Sounds very complicated but a simple plot will make it easy to understand:
I have three curves of cumulative sum of some values over time, which are the blue lines.
I want to average (or somehow combine in a statistically correct way) the three curves into one smooth curve and add confidence interval.
I tried one simple solution - combining all the data into one curve, average it with the "rolling" function in pandas, getting the standard deviation for it. I plotted those as the purple curve with the confidence interval around it.

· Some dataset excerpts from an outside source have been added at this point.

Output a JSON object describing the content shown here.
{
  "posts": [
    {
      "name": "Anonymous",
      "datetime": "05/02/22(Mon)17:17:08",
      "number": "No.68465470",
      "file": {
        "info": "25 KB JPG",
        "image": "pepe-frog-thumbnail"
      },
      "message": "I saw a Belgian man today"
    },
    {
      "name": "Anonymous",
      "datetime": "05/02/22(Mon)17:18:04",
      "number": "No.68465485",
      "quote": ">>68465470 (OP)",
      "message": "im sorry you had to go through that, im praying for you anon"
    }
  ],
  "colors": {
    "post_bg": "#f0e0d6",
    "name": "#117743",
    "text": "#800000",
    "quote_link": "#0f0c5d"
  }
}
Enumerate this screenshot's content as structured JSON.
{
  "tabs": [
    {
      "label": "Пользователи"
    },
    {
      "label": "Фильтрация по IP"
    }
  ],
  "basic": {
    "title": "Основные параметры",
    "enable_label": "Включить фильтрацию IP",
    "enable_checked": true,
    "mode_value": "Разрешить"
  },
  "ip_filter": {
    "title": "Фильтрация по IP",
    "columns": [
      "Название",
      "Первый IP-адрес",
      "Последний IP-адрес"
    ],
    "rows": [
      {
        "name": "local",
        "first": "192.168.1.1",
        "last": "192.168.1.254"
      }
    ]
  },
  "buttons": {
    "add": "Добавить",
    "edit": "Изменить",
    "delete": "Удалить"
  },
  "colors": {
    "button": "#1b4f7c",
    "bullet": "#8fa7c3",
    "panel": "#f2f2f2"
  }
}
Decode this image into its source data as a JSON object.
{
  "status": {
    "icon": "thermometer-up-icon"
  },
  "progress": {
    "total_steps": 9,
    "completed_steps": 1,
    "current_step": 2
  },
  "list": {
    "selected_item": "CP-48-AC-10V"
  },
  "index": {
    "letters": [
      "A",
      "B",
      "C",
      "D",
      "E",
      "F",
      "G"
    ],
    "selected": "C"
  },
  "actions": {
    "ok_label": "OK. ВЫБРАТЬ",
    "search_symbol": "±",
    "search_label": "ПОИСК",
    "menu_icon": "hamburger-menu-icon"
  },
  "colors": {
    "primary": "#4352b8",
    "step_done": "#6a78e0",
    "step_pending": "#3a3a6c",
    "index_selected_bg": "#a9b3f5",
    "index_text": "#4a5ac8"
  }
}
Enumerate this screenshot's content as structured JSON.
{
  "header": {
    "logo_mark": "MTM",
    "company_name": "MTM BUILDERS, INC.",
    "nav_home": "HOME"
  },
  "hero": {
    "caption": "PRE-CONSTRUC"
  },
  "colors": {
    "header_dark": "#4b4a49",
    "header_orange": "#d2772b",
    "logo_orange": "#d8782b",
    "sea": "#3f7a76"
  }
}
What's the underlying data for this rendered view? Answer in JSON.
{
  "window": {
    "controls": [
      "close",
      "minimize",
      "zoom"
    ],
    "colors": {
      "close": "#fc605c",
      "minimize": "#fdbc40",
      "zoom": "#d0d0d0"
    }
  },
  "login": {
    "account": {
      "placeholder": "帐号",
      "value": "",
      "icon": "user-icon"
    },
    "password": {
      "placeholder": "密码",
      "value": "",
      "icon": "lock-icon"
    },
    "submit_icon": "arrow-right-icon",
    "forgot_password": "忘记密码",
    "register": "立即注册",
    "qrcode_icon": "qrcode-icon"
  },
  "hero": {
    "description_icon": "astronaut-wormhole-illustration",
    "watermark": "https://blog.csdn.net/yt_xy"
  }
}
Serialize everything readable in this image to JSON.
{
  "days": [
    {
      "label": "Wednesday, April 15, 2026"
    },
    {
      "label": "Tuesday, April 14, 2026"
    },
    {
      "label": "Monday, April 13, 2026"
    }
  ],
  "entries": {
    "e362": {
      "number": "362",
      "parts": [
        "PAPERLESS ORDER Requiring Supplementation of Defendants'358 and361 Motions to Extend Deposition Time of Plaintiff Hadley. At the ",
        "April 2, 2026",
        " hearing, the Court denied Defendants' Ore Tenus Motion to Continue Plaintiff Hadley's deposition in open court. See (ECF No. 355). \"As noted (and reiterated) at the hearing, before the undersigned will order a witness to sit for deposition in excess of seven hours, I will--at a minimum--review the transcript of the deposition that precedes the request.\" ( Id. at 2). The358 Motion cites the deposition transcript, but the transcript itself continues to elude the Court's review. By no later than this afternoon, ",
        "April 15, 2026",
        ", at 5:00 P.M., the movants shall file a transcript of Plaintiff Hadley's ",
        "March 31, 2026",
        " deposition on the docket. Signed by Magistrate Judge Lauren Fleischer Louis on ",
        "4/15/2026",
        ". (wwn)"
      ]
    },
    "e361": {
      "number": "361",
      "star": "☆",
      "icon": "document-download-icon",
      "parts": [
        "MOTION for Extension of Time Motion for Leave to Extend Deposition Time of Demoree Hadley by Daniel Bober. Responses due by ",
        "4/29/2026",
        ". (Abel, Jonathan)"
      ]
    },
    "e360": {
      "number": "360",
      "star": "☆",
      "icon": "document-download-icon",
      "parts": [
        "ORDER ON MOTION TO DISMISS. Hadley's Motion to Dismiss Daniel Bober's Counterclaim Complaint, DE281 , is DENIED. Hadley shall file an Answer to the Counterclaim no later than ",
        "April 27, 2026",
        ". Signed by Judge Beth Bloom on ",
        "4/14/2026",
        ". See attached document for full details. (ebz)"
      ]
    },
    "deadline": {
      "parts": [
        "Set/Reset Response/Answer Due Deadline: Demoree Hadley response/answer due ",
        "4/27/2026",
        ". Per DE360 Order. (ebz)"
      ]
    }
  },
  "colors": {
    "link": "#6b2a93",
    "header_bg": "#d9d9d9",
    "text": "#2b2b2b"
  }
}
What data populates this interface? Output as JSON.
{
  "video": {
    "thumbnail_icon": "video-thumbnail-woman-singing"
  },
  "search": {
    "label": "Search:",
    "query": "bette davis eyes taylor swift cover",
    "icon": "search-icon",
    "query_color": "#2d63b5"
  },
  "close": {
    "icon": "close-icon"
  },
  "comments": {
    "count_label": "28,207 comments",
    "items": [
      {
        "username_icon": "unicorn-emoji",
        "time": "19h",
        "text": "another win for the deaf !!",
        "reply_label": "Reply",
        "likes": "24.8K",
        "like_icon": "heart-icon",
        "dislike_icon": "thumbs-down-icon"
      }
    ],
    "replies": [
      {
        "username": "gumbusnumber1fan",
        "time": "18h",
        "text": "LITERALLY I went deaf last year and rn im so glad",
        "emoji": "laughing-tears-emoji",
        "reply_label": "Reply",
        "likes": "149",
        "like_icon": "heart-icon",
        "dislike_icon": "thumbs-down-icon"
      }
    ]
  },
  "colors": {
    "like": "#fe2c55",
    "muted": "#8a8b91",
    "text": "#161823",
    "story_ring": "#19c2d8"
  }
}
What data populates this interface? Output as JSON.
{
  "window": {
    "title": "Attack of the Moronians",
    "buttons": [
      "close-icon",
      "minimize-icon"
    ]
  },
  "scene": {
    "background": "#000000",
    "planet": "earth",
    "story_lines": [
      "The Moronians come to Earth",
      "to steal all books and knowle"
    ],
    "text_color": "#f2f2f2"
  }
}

The problem with my real data, and as illustrated in the plot above is the curve isn't smooth at all, also there are sharp jumps in the confidence interval which also isn't a good representation of the 3 separate curves as there is no jumps in them.
Is there a better way to represent the 3 different curves in one smooth curve with a nice confidence interval?
I supply a test code, tested on python 3.5.1 with numpy and pandas (don't change the seed in order to get the same curves).
There are some constrains - increasing the number of points for the "rolling" function isn't a solution for me because some of my data is too short for that.
Test code:
import numpy as np
import pandas as pd
import matplotlib.pyplot as plt
import matplotlib
np.random.seed(seed=42)
## data generation - cumulative analysis over time
df1_time = pd.DataFrame(np.random.uniform(0,1000,size=50), columns=['time'])
df1_values = pd.DataFrame(np.random.randint(0,10000,size=100), columns=['vals'])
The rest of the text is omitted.